Jan 07 2019 11:07 AM - edited Jan 07 2019 11:16 AM
I have a scenario somewhat similar. All mailboxes, DL's, and contacts are in the cloud. I'm using AADSync to sync passwords to Azure AD. All email management is done in the cloud, nothing in on-prem Exchange. What's the need to keep the on-prem Exchange other than Microsoft's "Because I said so"?
Some replies say that it's minimal, but it's more than that. It's an OS license, it's patch management, it's still uses resources, still needs to be backed up. There is still a lot of maintaining there. I want the on-prem gone since it's not being used.
Also, we don't use AD FS and all DNS records, MX, autodiscover, cname, etc, have been pointed to O365.
Jan 07 2019 11:18 AM
Jan 07 2019 11:22 AM
We don't edit any of the attributes. And all management is done in the cloud. All I need AADSync for password sync so I don't have to manage another password system.
I'm trying to grasp why in my environment I still need Exchange outside of Microsoft saying I do. If AADSync handles the password sync to Azure AD, no attributes are modified, and all management is done in the cloud, I see no further use for the on-prem Exchange.
Jan 07 2019 11:31 AM
Jan 07 2019 11:35 AM
After creating an AD user, we wait until the account has synced to the cloud, then add the email address in the cloud. We don't add the email address using ADU&C or on-prem Exchange ECP. In fact, we don't even use the on-prem Exchange ECP anymore. This is where the difficulty in grasping the concept if keeping the on-prem Exchange is coming in. AS previously mentioned, ALL email management is now done in the cloud, nothing is done on-prem.
Jan 07 2019 11:44 AM
Jan 08 2019 12:03 AM
@BrianSmith wrote:I have a scenario somewhat similar. All mailboxes, DL's, and contacts are in the cloud. I'm using AADSync to sync passwords to Azure AD. All email management is done in the cloud, nothing in on-prem Exchange. What's the need to keep the on-prem Exchange other than Microsoft's "Because I said so"?
Some replies say that it's minimal, but it's more than that. It's an OS license, it's patch management, it's still uses resources, still needs to be backed up. There is still a lot of maintaining there.
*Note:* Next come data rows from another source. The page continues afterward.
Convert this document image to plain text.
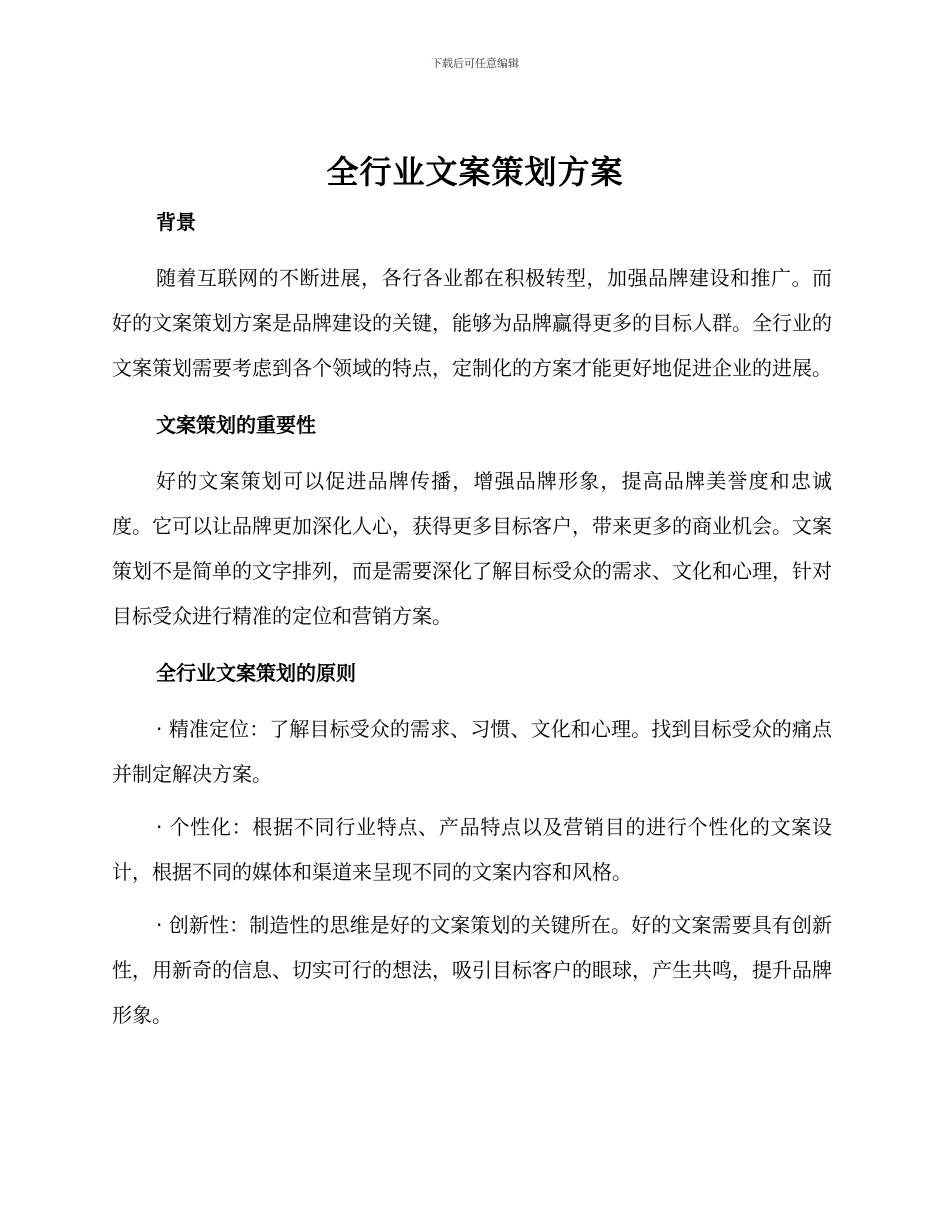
下载后可任意编辑
全行业文案策划方案
背景

随着互联网的不断进展，各行各业都在积极转型，加强品牌建设和推广。而好的文案策划方案是品牌建设的关键，能够为品牌赢得更多的目标人群。全行业的文案策划需要考虑到各个领域的特点，定制化的方案才能更好地促进企业的进展。

文案策划的重要性

好的文案策划可以促进品牌传播，增强品牌形象，提高品牌美誉度和忠诚度。它可以让品牌更加深化人心，获得更多目标客户，带来更多的商业机会。文案策划不是简单的文字排列，而是需要深化了解目标受众的需求、文化和心理，针对目标受众进行精准的定位和营销方案。

全行业文案策划的原则

· 精准定位：了解目标受众的需求、习惯、文化和心理。找到目标受众的痛点并制定解决方案。

· 个性化：根据不同行业特点、产品特点以及营销目的进行个性化的文案设计，根据不同的媒体和渠道来呈现不同的文案内容和风格。

· 创新性：制造性的思维是好的文案策划的关键所在。好的文案需要具有创新性，用新奇的信息、切实可行的想法，吸引目标客户的眼球，产生共鸣，提升品牌形象。
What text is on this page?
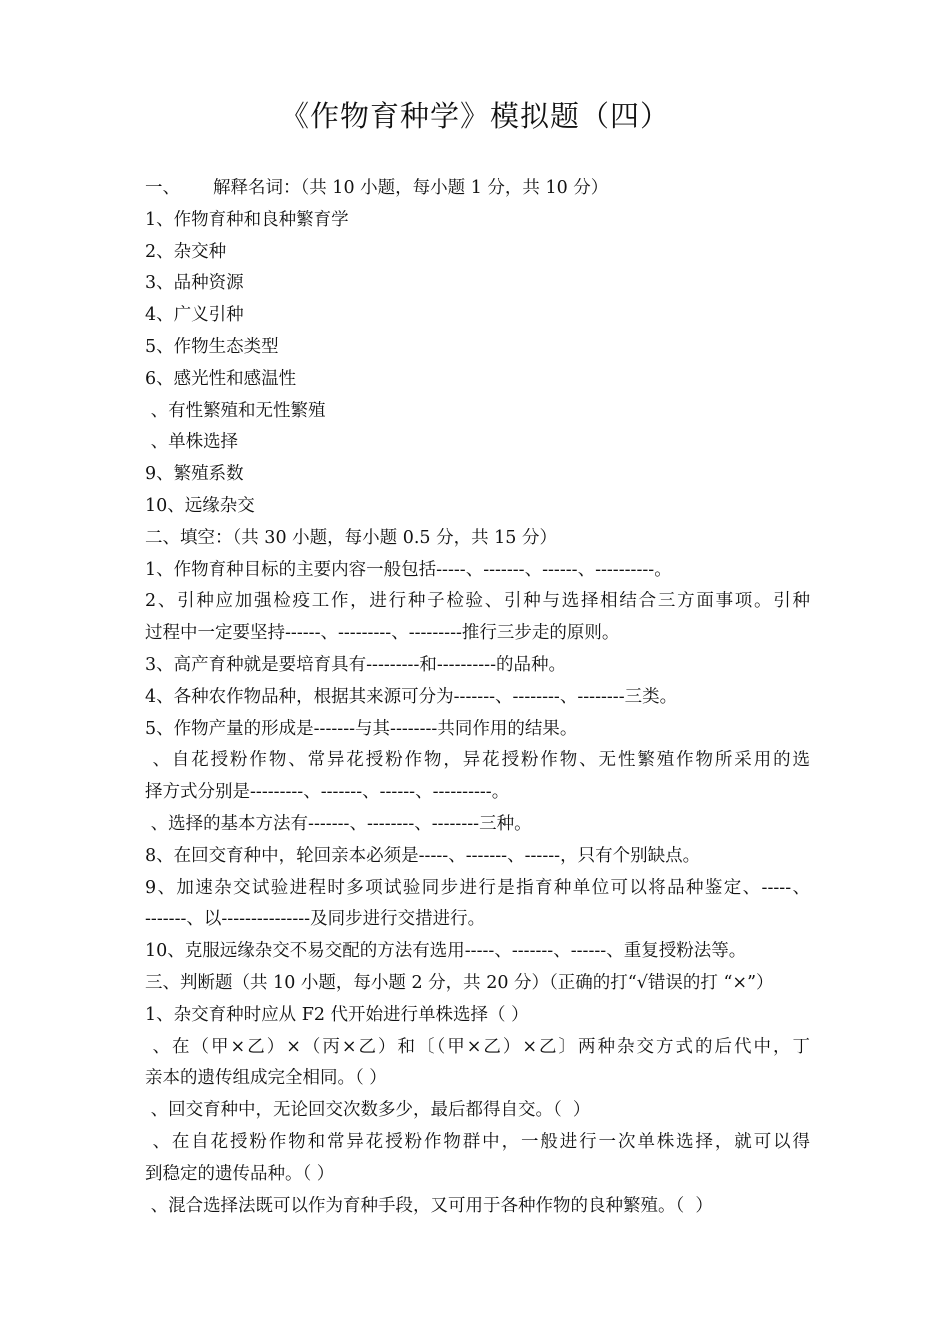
《作物育种学》模拟题（四）
一、 解释名词：（共 10 小题，每小题 1 分，共 10 分）
1、作物育种和良种繁育学
2、杂交种
3、品种资源
4、广义引种
5、作物生态类型
6、感光性和感温性
、有性繁殖和无性繁殖
、单株选择
9、繁殖系数
10、远缘杂交
二、填空：（共 30 小题，每小题 0.5 分，共 15 分）
1、作物育种目标的主要内容一般包括-----、-------、------、----------。
2、引种应加强检疫工作，进行种子检验、引种与选择相结合三方面事项。引种
过程中一定要坚持------、---------、---------推行三步走的原则。
3、高产育种就是要培育具有---------和----------的品种。
4、各种农作物品种，根据其来源可分为-------、--------、--------三类。
5、作物产量的形成是-------与其--------共同作用的结果。
、自花授粉作物、常异花授粉作物，异花授粉作物、无性繁殖作物所采用的选
择方式分别是---------、-------、------、----------。
、选择的基本方法有-------、--------、--------三种。
8、在回交育种中，轮回亲本必须是-----、-------、------，只有个别缺点。
9、加速杂交试验进程时多项试验同步进行是指育种单位可以将品种鉴定、-----、
-------、以---------------及同步进行交措进行。
10、克服远缘杂交不易交配的方法有选用-----、-------、------、重复授粉法等。
三、判断题（共 10 小题，每小题 2 分，共 20 分）（正确的打“√错误的打 “×”）
1、杂交育种时应从 F2 代开始进行单株选择（ ）
、在（甲×乙）×（丙×乙）和〔（甲×乙）×乙〕两种杂交方式的后代中，丁
亲本的遗传组成完全相同。（ ）
、回交育种中，无论回交次数多少，最后都得自交。（  ）
、在自花授粉作物和常异花授粉作物群中，一般进行一次单株选择，就可以得
到稳定的遗传品种。（ ）
、混合选择法既可以作为育种手段，又可用于各种作物的良种繁殖。（  ）
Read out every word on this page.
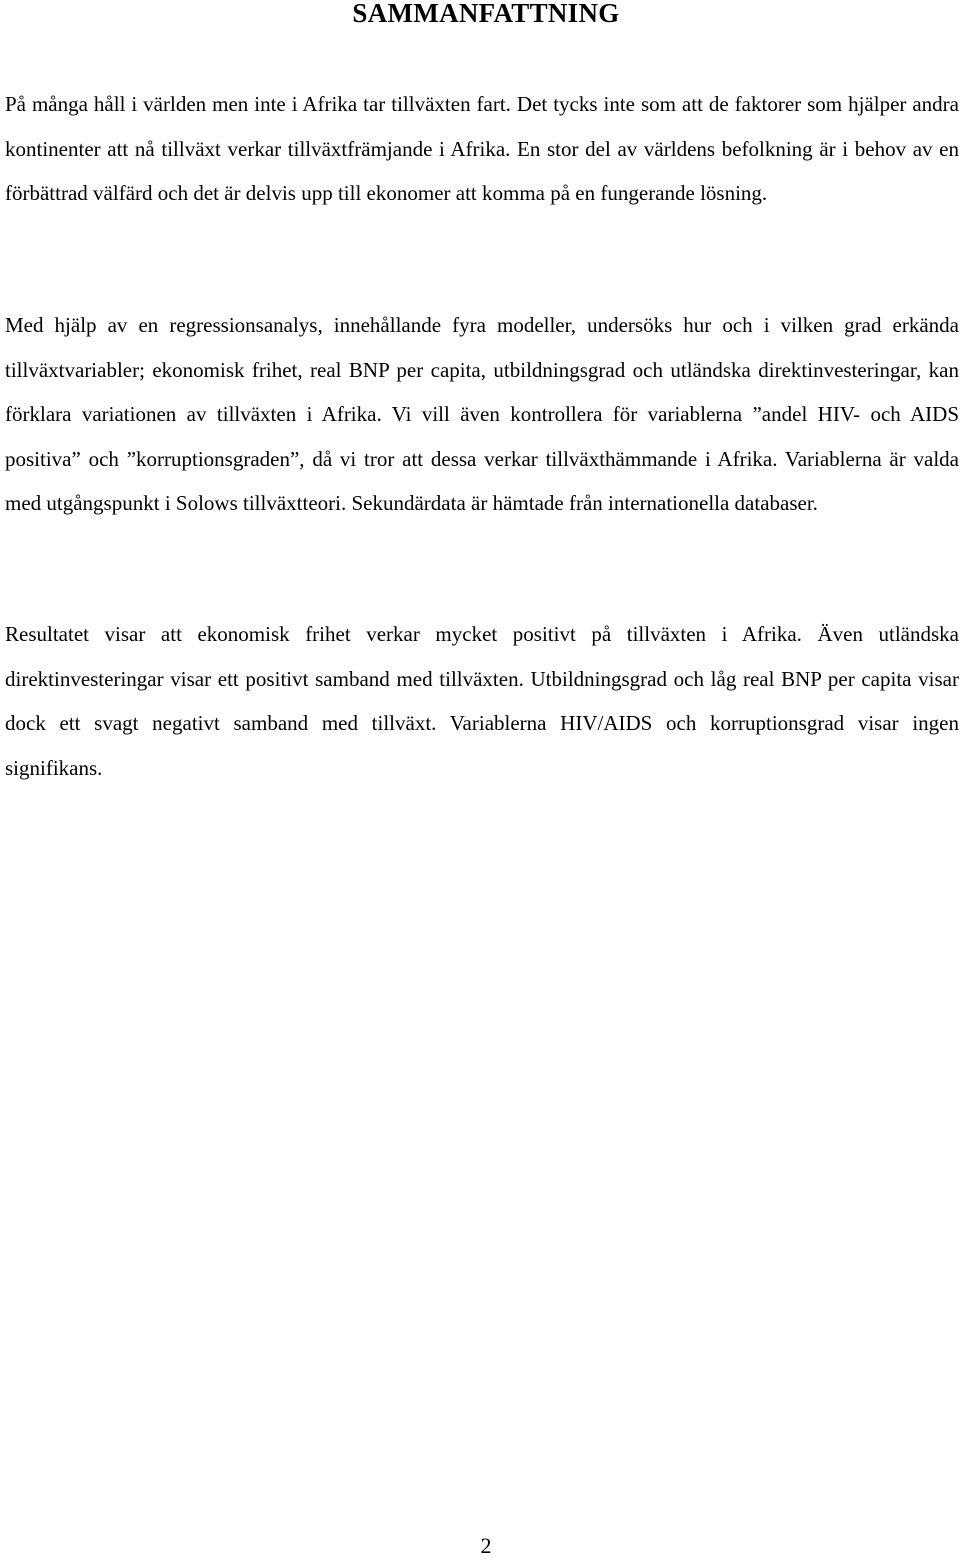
SAMMANFATTNING

På många håll i världen men inte i Afrika tar tillväxten fart. Det tycks inte som att de faktorer som hjälper andra kontinenter att nå tillväxt verkar tillväxtfrämjande i Afrika. En stor del av världens befolkning är i behov av en förbättrad välfärd och det är delvis upp till ekonomer att komma på en fungerande lösning.

Med hjälp av en regressionsanalys, innehållande fyra modeller, undersöks hur och i vilken grad erkända tillväxtvariabler; ekonomisk frihet, real BNP per capita, utbildningsgrad och utländska direktinvesteringar, kan förklara variationen av tillväxten i Afrika. Vi vill även kontrollera för variablerna ”andel HIV- och AIDS positiva” och ”korruptionsgraden”, då vi tror att dessa verkar tillväxthämmande i Afrika. Variablerna är valda med utgångspunkt i Solows tillväxtteori. Sekundärdata är hämtade från internationella databaser.

Resultatet visar att ekonomisk frihet verkar mycket positivt på tillväxten i Afrika. Även utländska direktinvesteringar visar ett positivt samband med tillväxten. Utbildningsgrad och låg real BNP per capita visar dock ett svagt negativt samband med tillväxt. Variablerna HIV/AIDS och korruptionsgrad visar ingen signifikans.

2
I want the on-prem gone since it's not being used.
Also, we don't use AD FS and all DNS records, MX, autodiscover, cname, etc, have been pointed to O365.
I can only say that, so far, about 2 months into the transition I don't miss the on-premise Exchange server at all.
I've gotten used to simply managing our AD accounts using the attribute editor and syncing everything using AAD.
Of course, I don't know how things might eventually evolve over those next few years..maybe there'll be indeed a server-side change on Microsoft's part which would eventually require an on-premise Exchange server for necessary AD schema additions..but I'll cross that bridge when I come to it.
Like you said, keeping an on-premise Exchange around, even if just for management purposes, is just too much of a hassle and completely negates the primary motivation of moving everything to the cloud in the first place.
I really hope Microsoft corrects their stance on this particular issue, it really is quite bewildering.
Jan 08 2019 06:09 AM
Being that I still have an on-prem Exchange server, I have not had the need to edit any attributes. Without the on-prem, what attributes are needing to be edited?